Innovation Days is free and open to the public. It includes presentation and prototype judging Feb. 9 from 9 a.m. to 3:15 p.m., and presentation judging on Feb. 10 from 8 a.m. to 9:35 a.m. All student prototypes will be on display Feb. 9; many student prototypes will be on display Feb. 10. Winners will be announced Feb. 10 at noon.

The Engineering Centers Building is located at 1550 Engineering Drive. Limited public parking is available for a fee in the adjacent ramp.

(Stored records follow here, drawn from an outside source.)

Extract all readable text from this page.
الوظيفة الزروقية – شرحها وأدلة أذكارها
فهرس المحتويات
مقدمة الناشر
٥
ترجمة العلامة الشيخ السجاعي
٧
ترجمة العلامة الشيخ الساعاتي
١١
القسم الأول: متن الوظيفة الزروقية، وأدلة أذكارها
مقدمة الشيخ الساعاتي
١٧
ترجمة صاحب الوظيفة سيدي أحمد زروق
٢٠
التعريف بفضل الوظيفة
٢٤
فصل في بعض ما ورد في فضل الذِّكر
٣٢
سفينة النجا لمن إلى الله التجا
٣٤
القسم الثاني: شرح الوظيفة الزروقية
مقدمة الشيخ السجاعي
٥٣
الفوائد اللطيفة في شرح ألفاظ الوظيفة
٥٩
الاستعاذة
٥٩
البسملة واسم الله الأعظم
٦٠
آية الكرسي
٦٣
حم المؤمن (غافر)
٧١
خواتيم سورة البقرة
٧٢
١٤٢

Visitors should use the east ramp entrance.

Student inventions include:

The Hand-Righter — A device that makes it easier for people who suffer from a variety of hand tremors to grip and write with a pen or pencil.

Pete's Clamp — A stand that locks into place and securely holds household items such as jars or envelopes so that people who have use of just one hand, or who have limited hand strength, can open the items with one hand.

The OmniPresent Community-Based Response Network — A personal, business or industrial security system that draws on networked users and devices to more efficiently verify burglar alarms, fire alarms or medical emergencies.

RC Window-Maid — A remote-controlled window-cleaning system that uses micro fiber cloths to clean and polish both sides of a window simultaneously.

The Mantis Lifting System — A cost-effective special-purpose crane that makes it easier for just two people to lift logs for building log homes.

Easy Kneeler — Designed for people like gardeners or carpenters, who spend long periods of time kneeling, a padded seating structure that deflects some body weight off the knees.

Turbine Exhaust Drill — A turbine jet engine-powered drill that uses superheated exhaust to drill vertically through compacted Antarctic snow to the ice layer below.

Universal Defibrillator Adapter — A connective piece that enables emergency medical responders and healthcare staff to attach virtually any brand of defibrillator to virtually any brand of defibrillator electrode pad.

Flexigobo and Light Target — Two innovative accessories that add additional features, including projected images and accuracy of placement, to theatrical lighting design without replacing conventional lighting fixtures.

The Light Distributor — An energy-efficient device that distributes light from a single source to multiple destinations, such as points in a hallway, without the use of electrical wires.

Concentrating Solar Collector for Direct Vapor Generation, Water Heating and Electricity Generation — An inexpensive, compact, modular solar energy collection system that efficiently converts solar energy into hot water and electricity.

Grocery Getter — A collapsible four-wheeled cart shoppers can use to transport several bags of groceries at once from their vehicle to their home.

Self-Leveling Wheelchair Tray — A stowable working surface for wheelchairs that self-levels, even when the wheelchair is tilted or reclined up to a 45-degree angle.

Biomass Shredder — For countries such as Rwanda, Africa, where deforestation affects wood availability for fuel, a bicycle-powered device that shreds surplus biomass, resulting in quicker decomposition of organic waste that subsequently can be composted and pressed into fuel briquettes.

Dual Monitor Laptop — A second liquid crystal display screen that clips onto a standard laptop and provides more viewable area for the laptop user.

Easy Quench — For outdoor enthusiasts, a hydration system that draws on pressurized air, rather than the user's suction, to push water out of the bladder and into the user's mouth.